L’idea di base emersa durante il convegno è che qualunque strada verso la sicurezza e la pace in Siria non può prescindere da un coinvolgimento delle donne. Un obiettivo tutt’altro che facile perché i mutati equilibri tra i sessi tendono normalmente a trasferirsi dalla fase di conflitto al processo di transizione: “Di solito anche i negoziati di pace sono plasmati da uomini sulla base delle loro esigenze – spiega Lilian Halls-French, co-presidente dell’IFE-EFI –. Le donne, quando ci sono, sono poche e si occupano esclusivamente di tematiche femminili”. Il problema è quindi riuscire già adesso a coinvolgere le donne in un ruolo attivo: “Il problema della parità tra i generi dovrebbe essere già posto fin dalla discussione della nuova costituzione – spiega Sara Pennicino, ricercatrice di diritto pubblico comparato e docente di Constitutional Development And Democratisation –; di solito però le donne sono escluse dai processi post-conflitto”. Eppure ci sarebbero strumenti, anche internazionali, per spingere le parti a un maggiore coinvolgimento: già dal 2000 la risoluzione 1325 su “Donne, Pace e Sicurezza”, approvata all'unanimità dal Consiglio di Sicurezza dell'ONU imporrebbe agli stati di “assicurare una rappresentanza crescente delle donne a tutti i livelli decisionali nelle istituzioni nazionali, regionali e internazionali e nei meccanismi per la prevenzione, la gestione e la risoluzione dei conflitti”.

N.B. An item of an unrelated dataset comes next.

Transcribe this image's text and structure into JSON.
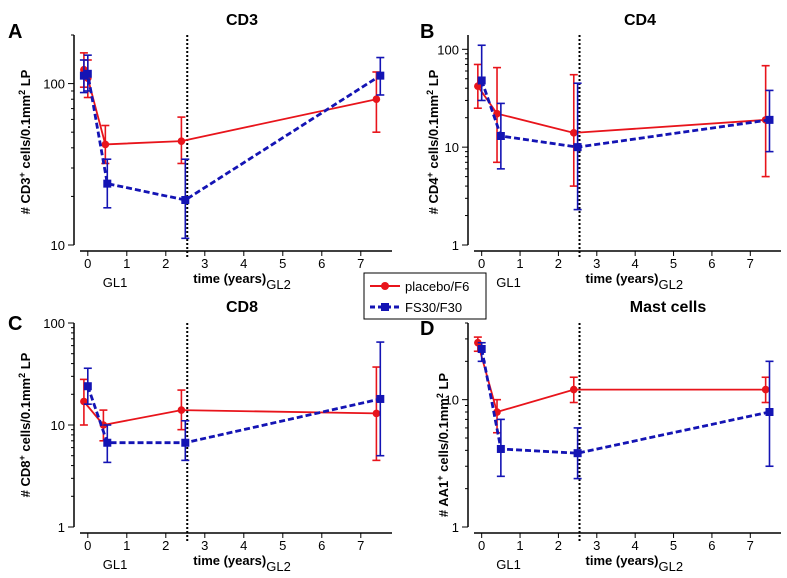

Una norma che però rischia di rimanere lettera morta ancora per lunghi anni, come ad esempio è accaduto nei conflitti della ex Jugoslavia. Non ditelo però a queste donne: “Senza di noi non ci sarebbe stata la rivoluzione siriana – conclude Mariam Jalabi del Syrian Coalition Office dell’ONU – per questo il futuro della Siria non può prescindere dal concetto dell’uguaglianza di genere”.